I guess when there is an actual river there, it's a little easier to imagine you're throwing your sins into the water. But does that make any more sense? How can we just throw away our sins? Don't we have to repent? Don't we have to resolve to change, to become better people? Does this mean I don't have to go to synagogue anymore and listen to the cantor?

It seems to me that the purpose of the tashlich ceremony is in fact to facilitate our desire to do teshuva, to return to G-d. There are two terms in Judaism that are important terms for understanding the proper approach to life.

When a boy becomes thirteen and a girl twelve, they become bar mitzvah or bas mitzvah, respectively. Literally that means becoming a "son or a daughter of the commandments." But when a person violates a transgression, they become a ba'al aveira, literally an "owner of sin." You are viewed as a child of a mitzvah, but a possessor of transgression.

The difference is profound. When a child does something wrong, or when a child does something bad, or for that matter when a child does something that is the epitome of evil, there are two things you can say. You can tell him "You're a bad boy," or you can say "You are a good boy who did something bad." What's the difference?

Well, if you tell him he's bad, then the next time he does something bad, it becomes impossible to rebuke him. What are you going to say to him? "Why did you do that bad thing?" He has a perfect defense: "I'm bad. I did it because I'm bad. Bad people can't be held responsible for their actions, can they? They're just bad." But if I'm a good person who did something bad, then it's a whole different ball game. I'm essentially a good person, but I have an external problem that I have to deal with. I can change, if I want to.

When a person goes into the High Holidays, it's really easy to feel a strong sense of despair. The odds are that you are not going to change into the perfect person over the next ten days. Some will even express it in Miltonian terms - "I'm going to burn anyway, I might as well have a good time before I go." As long as people see themselves as bad, there is no hope that they will ever change. But if instead we view our sins as something external, something that's not us, but rather a terrible burden that we are carrying through our lives, then we can think of ways to rid ourselves of them. To undo the wrong that we've done, to break unhealthy habits and to focus on how to become the people we really are.

That, I believe, is the secret of tashlich. On the first night of Rosh Hashana we don't just say "have a sweet year," we taste a sweet year. We eat challah and a sweet apple dripping with honey. We want a sensory experience of sweetness to help us focus. Likewise, on the first day of Rosh Hashana we go through the motions of casting off our sins.

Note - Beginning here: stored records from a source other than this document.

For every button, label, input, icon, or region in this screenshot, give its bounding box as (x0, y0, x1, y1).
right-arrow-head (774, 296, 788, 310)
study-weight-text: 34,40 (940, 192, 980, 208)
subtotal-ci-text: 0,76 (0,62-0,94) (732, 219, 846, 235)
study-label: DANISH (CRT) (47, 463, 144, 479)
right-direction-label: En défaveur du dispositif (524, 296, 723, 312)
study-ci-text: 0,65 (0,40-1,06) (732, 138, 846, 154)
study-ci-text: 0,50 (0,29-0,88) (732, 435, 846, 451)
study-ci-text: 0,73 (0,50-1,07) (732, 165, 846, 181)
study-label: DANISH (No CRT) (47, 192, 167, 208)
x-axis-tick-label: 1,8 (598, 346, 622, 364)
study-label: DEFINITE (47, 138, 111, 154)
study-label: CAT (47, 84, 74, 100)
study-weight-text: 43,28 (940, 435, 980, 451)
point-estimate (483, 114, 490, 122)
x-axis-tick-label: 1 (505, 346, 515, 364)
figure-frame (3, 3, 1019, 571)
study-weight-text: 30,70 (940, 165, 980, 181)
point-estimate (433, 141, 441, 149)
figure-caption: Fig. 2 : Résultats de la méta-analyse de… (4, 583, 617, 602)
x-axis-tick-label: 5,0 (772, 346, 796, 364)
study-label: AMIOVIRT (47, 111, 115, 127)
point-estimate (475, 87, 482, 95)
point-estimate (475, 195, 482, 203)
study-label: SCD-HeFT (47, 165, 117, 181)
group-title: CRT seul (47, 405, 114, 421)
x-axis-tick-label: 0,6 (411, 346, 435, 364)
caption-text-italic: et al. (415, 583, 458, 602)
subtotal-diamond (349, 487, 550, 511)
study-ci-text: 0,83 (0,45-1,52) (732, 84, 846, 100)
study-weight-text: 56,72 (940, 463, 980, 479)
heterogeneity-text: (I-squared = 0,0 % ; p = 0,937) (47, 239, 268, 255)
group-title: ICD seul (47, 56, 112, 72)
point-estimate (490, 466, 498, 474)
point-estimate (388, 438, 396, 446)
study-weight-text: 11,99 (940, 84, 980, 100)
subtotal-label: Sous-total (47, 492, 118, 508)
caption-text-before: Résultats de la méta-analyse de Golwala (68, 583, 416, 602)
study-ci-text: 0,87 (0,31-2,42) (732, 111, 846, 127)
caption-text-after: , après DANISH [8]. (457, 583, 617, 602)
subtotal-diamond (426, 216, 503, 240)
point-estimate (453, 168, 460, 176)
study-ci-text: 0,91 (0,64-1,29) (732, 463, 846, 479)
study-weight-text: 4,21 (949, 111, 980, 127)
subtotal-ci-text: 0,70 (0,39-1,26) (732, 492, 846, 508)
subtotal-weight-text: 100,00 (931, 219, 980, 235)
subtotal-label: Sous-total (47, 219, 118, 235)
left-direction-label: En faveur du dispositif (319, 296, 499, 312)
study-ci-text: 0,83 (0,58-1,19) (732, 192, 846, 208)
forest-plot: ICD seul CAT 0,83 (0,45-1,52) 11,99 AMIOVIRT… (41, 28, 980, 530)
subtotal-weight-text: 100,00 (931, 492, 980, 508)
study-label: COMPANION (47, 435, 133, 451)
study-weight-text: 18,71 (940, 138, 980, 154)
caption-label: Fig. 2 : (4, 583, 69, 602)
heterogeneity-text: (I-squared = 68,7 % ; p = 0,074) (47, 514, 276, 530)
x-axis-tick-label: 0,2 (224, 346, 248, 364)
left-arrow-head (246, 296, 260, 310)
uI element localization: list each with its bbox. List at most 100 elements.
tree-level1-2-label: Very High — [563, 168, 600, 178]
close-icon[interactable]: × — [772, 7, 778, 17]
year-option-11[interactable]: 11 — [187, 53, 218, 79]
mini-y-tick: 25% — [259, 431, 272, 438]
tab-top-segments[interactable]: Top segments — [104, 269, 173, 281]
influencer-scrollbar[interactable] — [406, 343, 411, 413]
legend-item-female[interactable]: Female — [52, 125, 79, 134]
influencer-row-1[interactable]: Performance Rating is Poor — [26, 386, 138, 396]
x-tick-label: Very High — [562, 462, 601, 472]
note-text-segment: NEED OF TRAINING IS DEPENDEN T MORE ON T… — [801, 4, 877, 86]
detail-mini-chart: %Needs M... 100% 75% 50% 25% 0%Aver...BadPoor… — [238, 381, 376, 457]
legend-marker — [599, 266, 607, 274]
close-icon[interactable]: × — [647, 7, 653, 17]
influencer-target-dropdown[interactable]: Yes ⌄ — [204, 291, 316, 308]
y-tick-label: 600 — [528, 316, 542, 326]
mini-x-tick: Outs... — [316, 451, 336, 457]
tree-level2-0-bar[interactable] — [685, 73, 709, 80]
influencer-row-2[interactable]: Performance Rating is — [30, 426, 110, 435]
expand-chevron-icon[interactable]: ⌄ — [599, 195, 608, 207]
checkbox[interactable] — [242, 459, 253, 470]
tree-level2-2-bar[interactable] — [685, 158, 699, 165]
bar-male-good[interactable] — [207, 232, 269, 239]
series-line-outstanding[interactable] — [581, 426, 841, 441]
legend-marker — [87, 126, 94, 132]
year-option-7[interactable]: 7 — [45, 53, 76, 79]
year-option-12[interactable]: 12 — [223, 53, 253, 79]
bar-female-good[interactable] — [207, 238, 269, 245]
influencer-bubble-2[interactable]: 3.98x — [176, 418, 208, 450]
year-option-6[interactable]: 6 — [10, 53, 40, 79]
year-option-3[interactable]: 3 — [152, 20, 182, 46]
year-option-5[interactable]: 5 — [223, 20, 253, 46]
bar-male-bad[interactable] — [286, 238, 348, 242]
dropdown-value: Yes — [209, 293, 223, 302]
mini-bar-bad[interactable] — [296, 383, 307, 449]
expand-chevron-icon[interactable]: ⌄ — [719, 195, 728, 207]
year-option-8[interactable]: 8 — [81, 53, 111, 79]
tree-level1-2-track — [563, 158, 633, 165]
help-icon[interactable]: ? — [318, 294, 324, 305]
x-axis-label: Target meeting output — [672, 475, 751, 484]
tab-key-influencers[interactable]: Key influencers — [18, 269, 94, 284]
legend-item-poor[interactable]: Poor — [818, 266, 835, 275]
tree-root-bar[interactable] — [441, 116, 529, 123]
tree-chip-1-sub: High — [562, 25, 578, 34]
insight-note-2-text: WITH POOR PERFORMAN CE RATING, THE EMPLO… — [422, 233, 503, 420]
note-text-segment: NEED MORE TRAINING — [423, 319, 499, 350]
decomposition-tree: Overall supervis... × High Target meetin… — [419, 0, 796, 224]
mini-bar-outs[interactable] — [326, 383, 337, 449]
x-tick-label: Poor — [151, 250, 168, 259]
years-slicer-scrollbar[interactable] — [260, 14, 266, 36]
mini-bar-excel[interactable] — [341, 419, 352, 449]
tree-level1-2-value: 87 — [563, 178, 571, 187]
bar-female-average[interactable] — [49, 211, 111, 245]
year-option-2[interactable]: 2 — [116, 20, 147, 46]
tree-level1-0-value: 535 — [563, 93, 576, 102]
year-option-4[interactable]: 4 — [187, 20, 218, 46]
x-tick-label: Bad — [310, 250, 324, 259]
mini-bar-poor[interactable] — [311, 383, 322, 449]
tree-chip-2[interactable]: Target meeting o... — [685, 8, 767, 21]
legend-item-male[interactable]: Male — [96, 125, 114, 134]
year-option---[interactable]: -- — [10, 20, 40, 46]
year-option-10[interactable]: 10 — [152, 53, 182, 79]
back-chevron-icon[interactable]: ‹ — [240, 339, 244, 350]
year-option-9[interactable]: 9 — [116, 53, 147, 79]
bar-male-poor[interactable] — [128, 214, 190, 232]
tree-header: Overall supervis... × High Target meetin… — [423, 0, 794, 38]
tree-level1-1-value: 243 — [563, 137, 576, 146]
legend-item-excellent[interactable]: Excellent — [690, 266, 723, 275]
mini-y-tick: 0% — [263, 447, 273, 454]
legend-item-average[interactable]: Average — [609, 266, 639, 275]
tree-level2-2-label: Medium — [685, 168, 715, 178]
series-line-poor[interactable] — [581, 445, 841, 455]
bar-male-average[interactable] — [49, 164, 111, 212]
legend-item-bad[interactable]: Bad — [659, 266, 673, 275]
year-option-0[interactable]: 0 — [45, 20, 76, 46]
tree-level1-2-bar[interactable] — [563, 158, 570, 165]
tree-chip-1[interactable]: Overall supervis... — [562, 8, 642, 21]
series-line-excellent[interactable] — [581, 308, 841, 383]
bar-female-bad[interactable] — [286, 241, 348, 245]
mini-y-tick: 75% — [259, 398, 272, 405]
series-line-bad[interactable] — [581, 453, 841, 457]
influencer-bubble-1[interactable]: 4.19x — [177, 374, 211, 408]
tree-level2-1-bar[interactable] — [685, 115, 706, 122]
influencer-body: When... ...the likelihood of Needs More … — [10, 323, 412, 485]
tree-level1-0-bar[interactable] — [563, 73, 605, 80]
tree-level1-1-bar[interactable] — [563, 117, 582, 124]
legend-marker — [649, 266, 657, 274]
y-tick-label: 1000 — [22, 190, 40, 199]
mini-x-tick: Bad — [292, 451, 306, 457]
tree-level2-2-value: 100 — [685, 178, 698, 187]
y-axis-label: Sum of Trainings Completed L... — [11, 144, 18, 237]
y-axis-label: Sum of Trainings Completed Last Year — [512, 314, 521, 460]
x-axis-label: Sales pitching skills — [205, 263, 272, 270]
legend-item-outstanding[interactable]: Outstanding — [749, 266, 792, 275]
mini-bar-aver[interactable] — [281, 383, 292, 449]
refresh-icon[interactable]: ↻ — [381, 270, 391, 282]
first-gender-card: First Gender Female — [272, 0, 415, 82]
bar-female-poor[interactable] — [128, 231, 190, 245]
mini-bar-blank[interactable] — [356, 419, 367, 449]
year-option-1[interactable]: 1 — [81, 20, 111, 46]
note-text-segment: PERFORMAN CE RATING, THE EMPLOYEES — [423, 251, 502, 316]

We have to understand that our sins are not us, but a burden we carry. And we're tired of them. And just as we can cast off our sins symbolically, we can cast them off in reality - if we want to.

I'm often asked by people going into the High Holidays how they can possibly face Almighty G-d and tell Him they're really sorry and will never do it again. They know they're not ready yet to do everything perfectly. Frankly, I don't know too many people who are. So instead I suggest they try the following: At some point in the service, talk to G-d. Tell Him the truth. Say "G-d, You know me better than I know myself. I mean, after all, You created me. And You know that I fail more often than I succeed. But I can tell You this much, G-d. I'm a better person this year than I was last year. And if You give me the chance, I'll be a better person next year than I was this year."

I don't know too many Jews today, who are still going to Synagogue on the High Holidays, who can't say that to G-d. And if you do, then you have taken one step closer to becoming the person you really are, and unburdening yourself of the many mistakes you commit throughout your life.

May you and your family enjoy a happy and healthy New Year.